Qapal (Қапал), formerly known as Kopal (Копал), Qayaligh during the Mongol rule , is a village in Aksu District in Jetisu Region of south-eastern Kazakhstan. It is situated on the river Qapal. Until 1921, it was an uyezd center of the Semirechye Oblast.

==Tamshybulak Spring==
The Tamshybulak Spring is a large spring on the territory of the village, situated on fertile ground. The water does not freeze in winter and algae grow all year round. The water flows down from the mountains in small drops, so it is called in Kazakh "Tears of the Earth" or "Weeping Spring".

The spring is renowned for the beauty and sacred power of its water, which is medicinal: each arm of the spring has its own properties. In one place, the water is believed to benefit eye diseases, in another, those of the stomach, and so on. Many pilgrims and tourists visit because of their belief in the healing properties of the water, which are yet to be confirmed by scientific studies.

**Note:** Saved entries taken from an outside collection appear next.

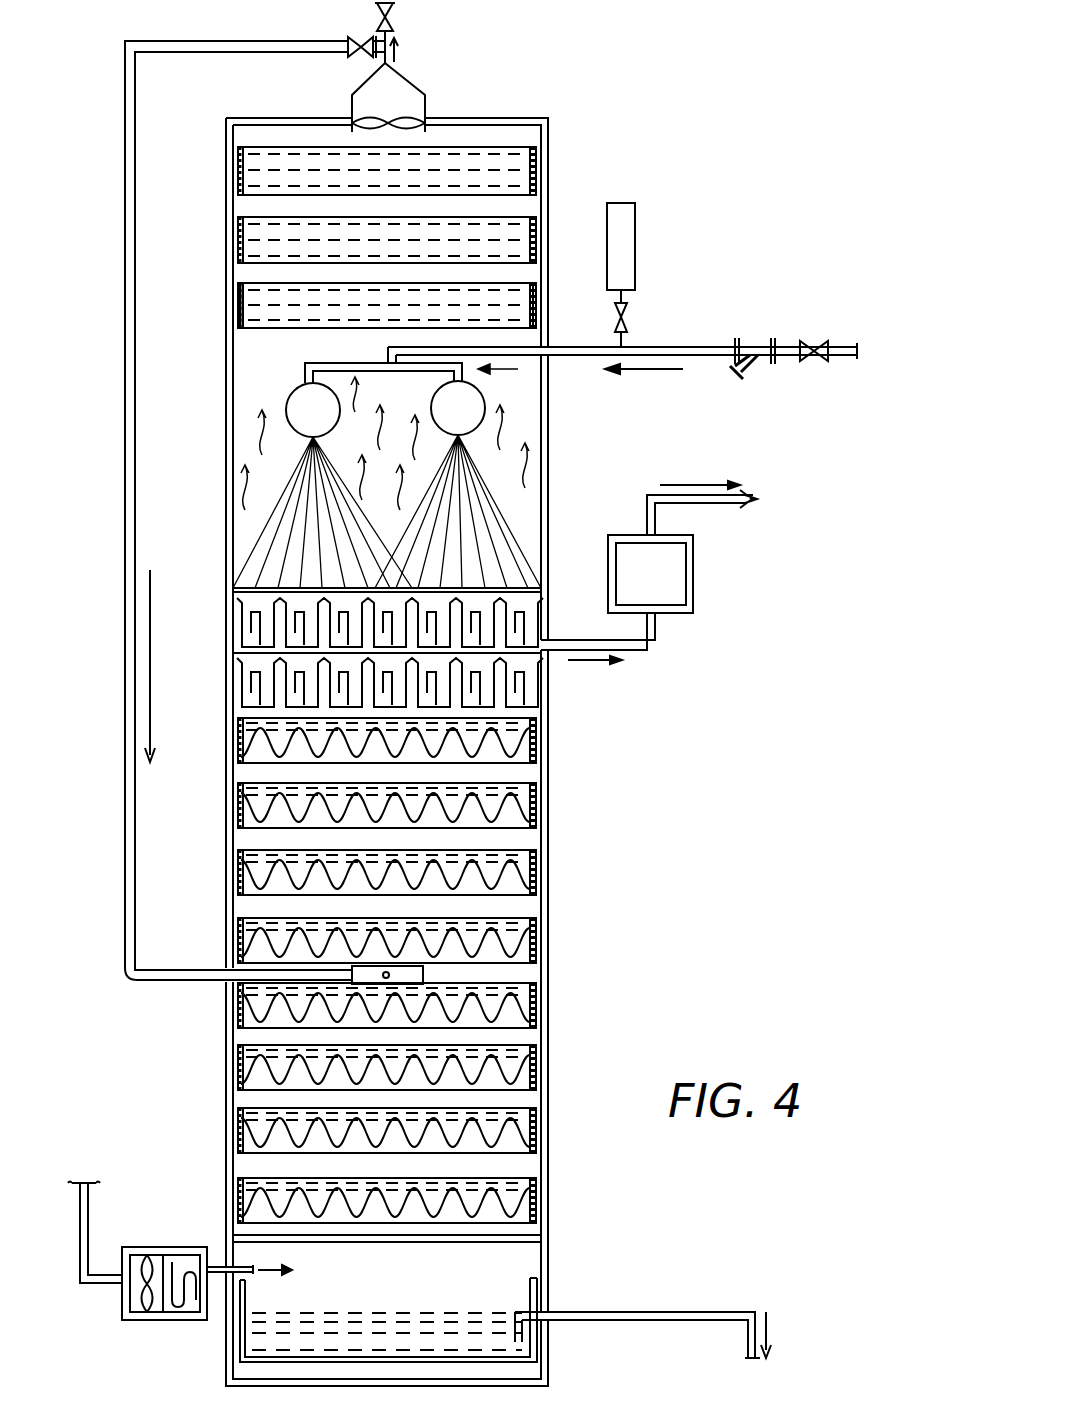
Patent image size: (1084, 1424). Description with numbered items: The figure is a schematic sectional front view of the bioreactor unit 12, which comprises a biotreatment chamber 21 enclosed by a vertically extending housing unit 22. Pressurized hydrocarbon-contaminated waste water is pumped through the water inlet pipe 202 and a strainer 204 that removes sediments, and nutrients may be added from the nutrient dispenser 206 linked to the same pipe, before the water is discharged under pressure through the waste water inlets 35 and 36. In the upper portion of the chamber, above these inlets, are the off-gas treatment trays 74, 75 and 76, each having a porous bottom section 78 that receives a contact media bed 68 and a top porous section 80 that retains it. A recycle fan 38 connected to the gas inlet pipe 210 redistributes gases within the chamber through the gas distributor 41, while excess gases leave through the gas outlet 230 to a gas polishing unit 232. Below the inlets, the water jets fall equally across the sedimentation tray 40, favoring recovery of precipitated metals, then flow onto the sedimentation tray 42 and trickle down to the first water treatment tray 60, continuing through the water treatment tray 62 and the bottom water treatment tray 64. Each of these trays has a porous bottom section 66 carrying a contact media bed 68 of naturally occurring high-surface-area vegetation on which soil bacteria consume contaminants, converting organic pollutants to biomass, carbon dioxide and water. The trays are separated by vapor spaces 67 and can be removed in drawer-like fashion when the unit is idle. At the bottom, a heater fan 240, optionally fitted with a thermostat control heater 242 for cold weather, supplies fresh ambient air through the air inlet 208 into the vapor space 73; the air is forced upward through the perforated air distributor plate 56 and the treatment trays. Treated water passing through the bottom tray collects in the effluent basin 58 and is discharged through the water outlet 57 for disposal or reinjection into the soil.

The bioreactor unit 12 is at (456, 118).
The biotreatment chamber 21 is at (520, 108).
The housing unit 22 is at (548, 128).
The waste water inlet 35 is at (303, 396).
The waste water inlet 36 is at (472, 410).
The recycle fan 38 is at (410, 116).
The sedimentation tray 40 is at (552, 642).
The gas distributor 41 is at (423, 972).
The sedimentation tray 42 is at (546, 718).
The perforated air distributor plate 56 is at (535, 1238).
The water outlet 57 is at (522, 1335).
The effluent basin 58 is at (455, 1312).
The water treatment tray 60 is at (530, 758).
The water treatment tray 62 is at (530, 820).
The water treatment tray 64 is at (530, 1202).
The porous bottom section 66 is at (240, 200).
The vapor space 67 is at (240, 836).
The contact media bed 68 is at (515, 167).
The vapor space 73 is at (362, 1292).
The off-gas treatment tray 74 is at (515, 188).
The off-gas treatment tray 75 is at (540, 232).
The off-gas treatment tray 76 is at (540, 290).
The porous bottom section 78 is at (538, 328).
The top porous section 80 is at (245, 277).
The water inlet pipe 202 is at (565, 356).
The strainer 204 is at (742, 380).
The nutrient dispenser 206 is at (627, 232).
The air inlet 208 is at (215, 1275).
The gas inlet pipe 210 is at (125, 508).
The gas outlet 230 is at (640, 652).
The gas polishing unit 232 is at (678, 562).
The heater fan 240 is at (155, 1318).
The thermostat control heater 242 is at (155, 1262).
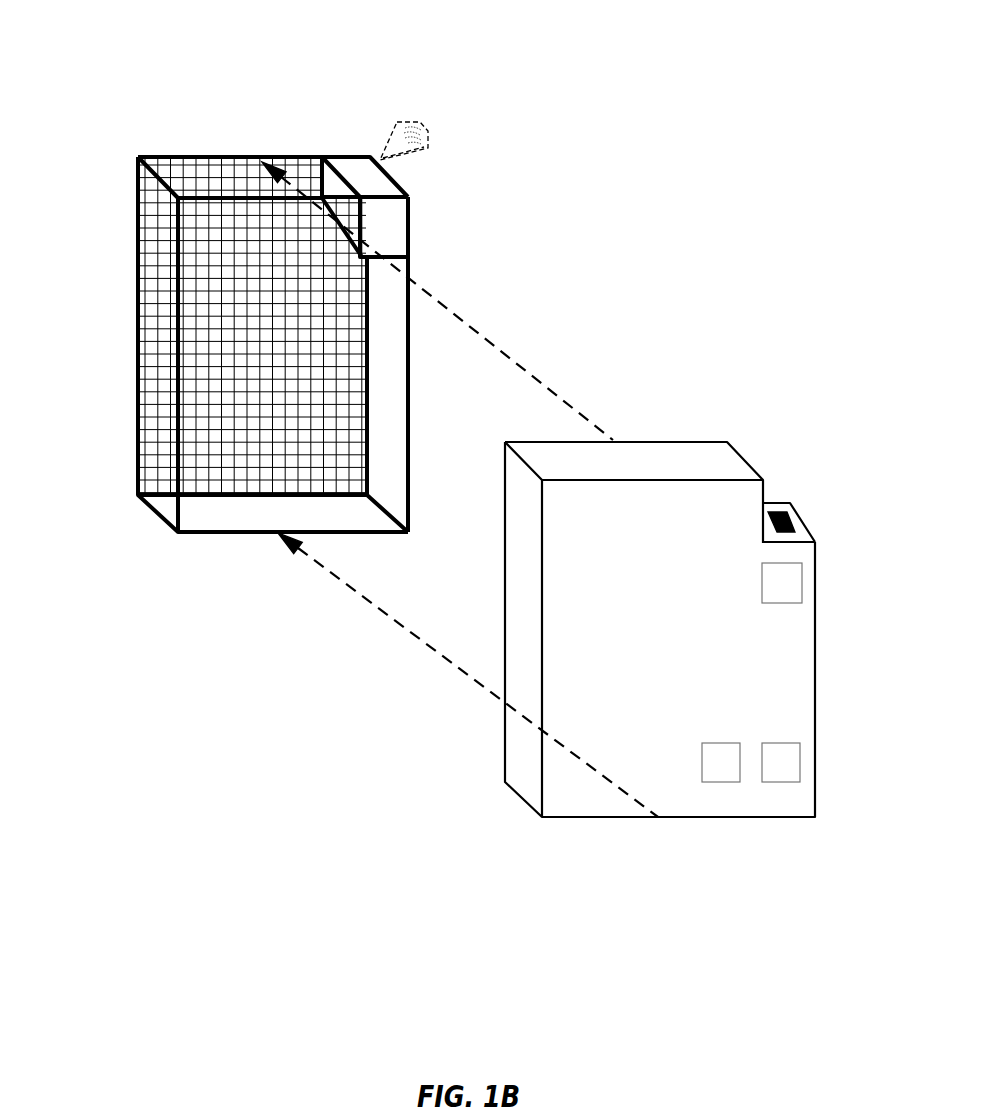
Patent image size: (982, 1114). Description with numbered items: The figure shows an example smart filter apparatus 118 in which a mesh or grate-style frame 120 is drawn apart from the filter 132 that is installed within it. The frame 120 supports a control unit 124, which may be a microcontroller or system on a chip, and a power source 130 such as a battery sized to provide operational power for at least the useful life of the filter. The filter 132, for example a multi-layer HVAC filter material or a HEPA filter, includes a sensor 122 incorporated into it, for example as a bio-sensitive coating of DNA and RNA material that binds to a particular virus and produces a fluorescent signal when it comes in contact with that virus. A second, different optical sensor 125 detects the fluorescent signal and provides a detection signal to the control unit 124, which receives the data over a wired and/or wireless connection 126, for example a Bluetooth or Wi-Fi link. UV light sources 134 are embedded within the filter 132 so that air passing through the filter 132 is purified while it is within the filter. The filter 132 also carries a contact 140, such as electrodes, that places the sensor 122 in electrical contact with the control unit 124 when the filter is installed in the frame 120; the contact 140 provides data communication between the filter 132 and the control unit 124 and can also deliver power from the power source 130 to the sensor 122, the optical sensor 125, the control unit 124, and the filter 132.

The smart filter apparatus 118 is at (217, 73).
The frame 120 is at (137, 155).
The sensor 122 is at (615, 537).
The control unit 124 is at (372, 178).
The optical sensor 125 is at (782, 590).
The wired and/or wireless connection 126 is at (427, 122).
The power source 130 is at (410, 224).
The filter 132 is at (685, 460).
The UV light sources 134 is at (720, 782).
The contact 140 is at (788, 510).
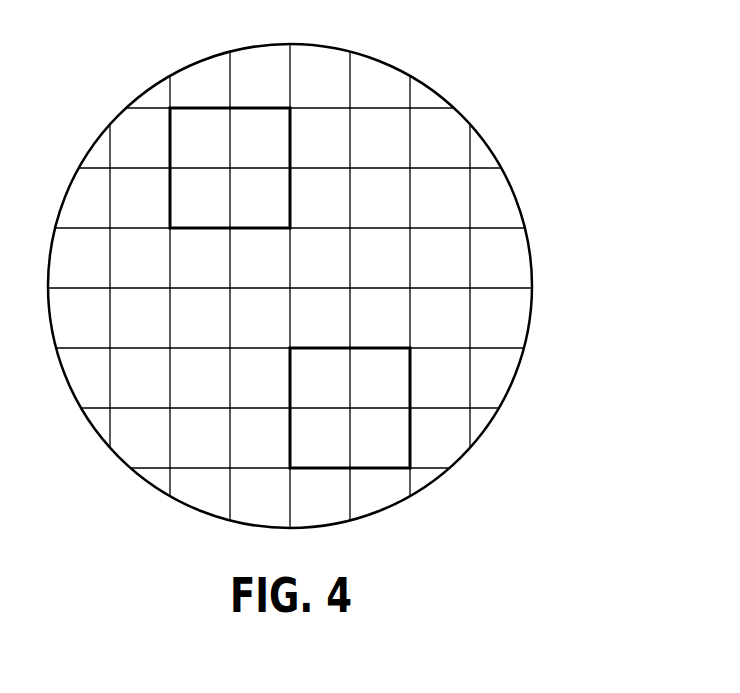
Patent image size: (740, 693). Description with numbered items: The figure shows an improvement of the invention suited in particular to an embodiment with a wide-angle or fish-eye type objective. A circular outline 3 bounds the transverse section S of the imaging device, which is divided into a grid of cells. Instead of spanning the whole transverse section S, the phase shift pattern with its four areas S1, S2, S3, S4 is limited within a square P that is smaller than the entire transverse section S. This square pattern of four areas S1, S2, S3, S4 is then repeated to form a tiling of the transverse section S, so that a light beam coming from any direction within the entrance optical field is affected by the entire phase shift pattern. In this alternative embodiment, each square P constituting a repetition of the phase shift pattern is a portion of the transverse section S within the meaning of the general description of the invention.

The wafer 3 is at (461, 112).
The transverse section S is at (513, 178).
The square P is at (198, 103).
The area S1 is at (218, 152).
The area S2 is at (278, 152).
The area S3 is at (278, 212).
The area S4 is at (218, 212).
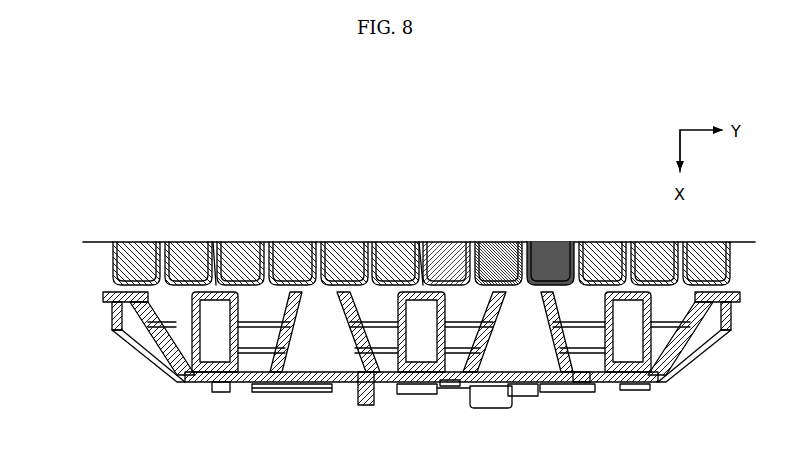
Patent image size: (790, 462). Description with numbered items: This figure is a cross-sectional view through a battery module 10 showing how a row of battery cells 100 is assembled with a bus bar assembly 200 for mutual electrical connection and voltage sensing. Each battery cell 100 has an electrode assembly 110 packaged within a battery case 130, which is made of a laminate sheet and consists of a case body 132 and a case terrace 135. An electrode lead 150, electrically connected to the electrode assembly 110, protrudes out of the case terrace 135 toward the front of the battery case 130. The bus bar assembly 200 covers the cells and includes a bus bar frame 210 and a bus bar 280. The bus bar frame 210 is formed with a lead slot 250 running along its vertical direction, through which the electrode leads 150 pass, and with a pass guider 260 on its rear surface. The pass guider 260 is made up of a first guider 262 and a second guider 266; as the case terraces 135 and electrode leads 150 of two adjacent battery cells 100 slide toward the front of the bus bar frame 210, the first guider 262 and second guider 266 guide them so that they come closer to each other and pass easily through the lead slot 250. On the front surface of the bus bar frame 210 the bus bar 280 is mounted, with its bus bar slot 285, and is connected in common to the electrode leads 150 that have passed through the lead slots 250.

The battery module 10 is at (240, 138).
The battery cell 100 is at (396, 235).
The electrode assembly 110 is at (140, 243).
The battery case 130 is at (181, 227).
The case body 132 is at (170, 243).
The case terrace 135 is at (160, 310).
The electrode lead 150 is at (395, 400).
The bus bar assembly 200 is at (110, 355).
The bus bar frame 210 is at (300, 382).
The lead slot 250 is at (452, 384).
The pass guider 260 is at (362, 292).
The first guider 262 is at (455, 243).
The second guider 266 is at (503, 243).
The bus bar 280 is at (233, 386).
The bus bar slot 285 is at (458, 386).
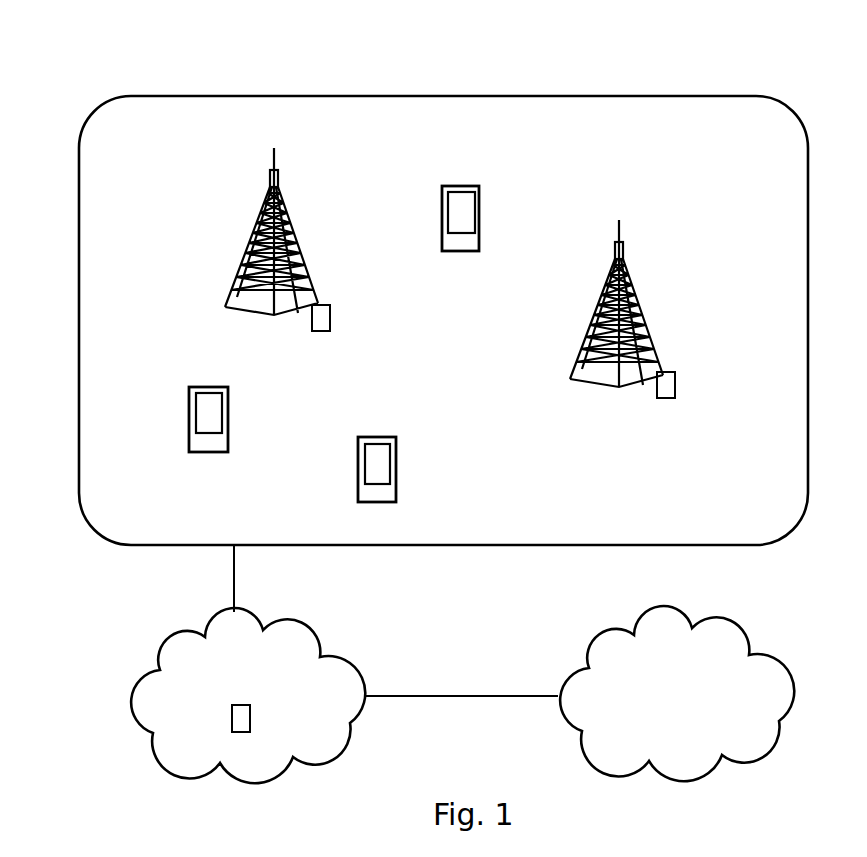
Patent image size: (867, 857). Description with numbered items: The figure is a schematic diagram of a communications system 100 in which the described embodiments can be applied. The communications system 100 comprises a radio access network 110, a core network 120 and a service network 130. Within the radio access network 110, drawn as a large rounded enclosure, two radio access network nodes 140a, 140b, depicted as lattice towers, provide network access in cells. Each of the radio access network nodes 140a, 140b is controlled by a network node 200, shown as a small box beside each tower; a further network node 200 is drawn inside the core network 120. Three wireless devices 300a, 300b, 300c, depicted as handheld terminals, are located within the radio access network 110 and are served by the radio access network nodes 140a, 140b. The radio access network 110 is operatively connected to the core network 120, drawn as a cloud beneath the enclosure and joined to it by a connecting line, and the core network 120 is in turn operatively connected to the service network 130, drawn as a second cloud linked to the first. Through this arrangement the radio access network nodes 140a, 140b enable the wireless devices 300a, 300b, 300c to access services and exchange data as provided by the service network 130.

The communications system 100 is at (160, 58).
The radio access network 110 is at (773, 141).
The core network 120 is at (227, 687).
The service network 130 is at (702, 709).
The radio access network node 140a is at (272, 162).
The radio access network node 140b is at (621, 232).
The network node 200 is at (330, 318).
The wireless device 300a is at (228, 422).
The wireless device 300b is at (396, 472).
The wireless device 300c is at (479, 218).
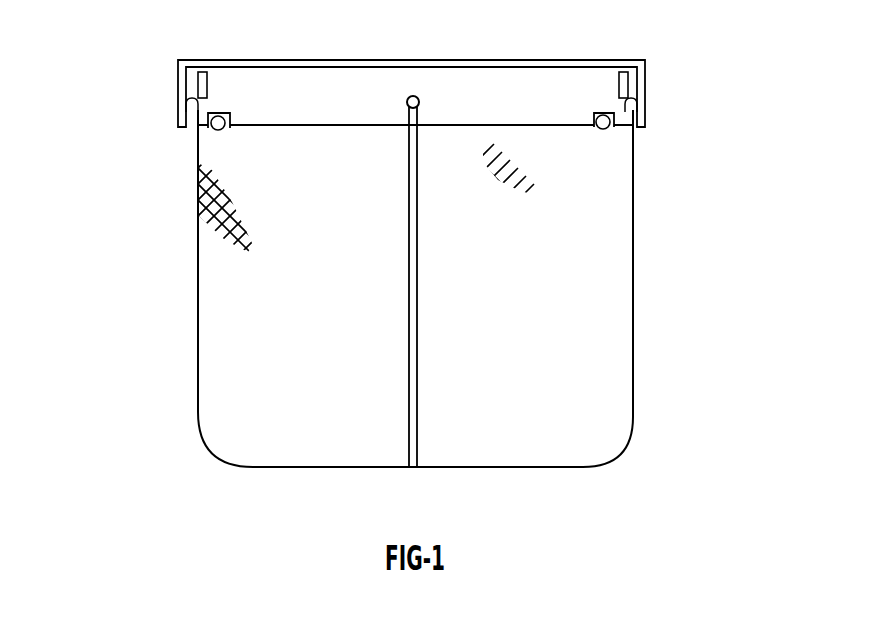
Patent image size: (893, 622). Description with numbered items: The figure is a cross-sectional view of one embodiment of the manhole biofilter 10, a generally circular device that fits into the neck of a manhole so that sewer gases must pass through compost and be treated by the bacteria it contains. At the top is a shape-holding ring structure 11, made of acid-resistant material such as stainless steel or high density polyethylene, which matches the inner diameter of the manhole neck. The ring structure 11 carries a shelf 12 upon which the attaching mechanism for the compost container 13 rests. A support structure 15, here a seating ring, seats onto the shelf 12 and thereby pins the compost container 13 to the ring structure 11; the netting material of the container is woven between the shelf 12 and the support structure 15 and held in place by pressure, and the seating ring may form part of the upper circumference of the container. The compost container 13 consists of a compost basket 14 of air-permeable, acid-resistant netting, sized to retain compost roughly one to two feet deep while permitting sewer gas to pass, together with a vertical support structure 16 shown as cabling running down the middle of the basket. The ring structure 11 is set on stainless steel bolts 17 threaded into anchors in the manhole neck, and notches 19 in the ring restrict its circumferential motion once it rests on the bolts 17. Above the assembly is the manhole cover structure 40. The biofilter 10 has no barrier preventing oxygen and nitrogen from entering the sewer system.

The manhole biofilter 10 is at (128, 72).
The shape-holding ring structure 11 is at (647, 90).
The shelf 12 is at (635, 103).
The compost container 13 is at (633, 273).
The compost basket 14 is at (617, 410).
The support structure 15 is at (621, 86).
The vertical support structure 16 is at (411, 332).
The stainless steel bolts 17 is at (213, 128).
The notches 19 is at (225, 113).
The manhole cover structure 40 is at (633, 58).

The first records concerning the medicinal properties of the spring were studied and collected by the great traveller and geographer Shokan Valikhanov in 1859–1865. In 1848, the English travellers Thomas Witlam Atkinson and his wife Lucy visited Kapal. He published his first article describing the spring and the nature of Kapal village in 1869 in the St. Petersburg magazine "Around the World". The Atkinsons' son was born in Kapal and was named after the spring: Alatau Tamchiboulac Atkinson.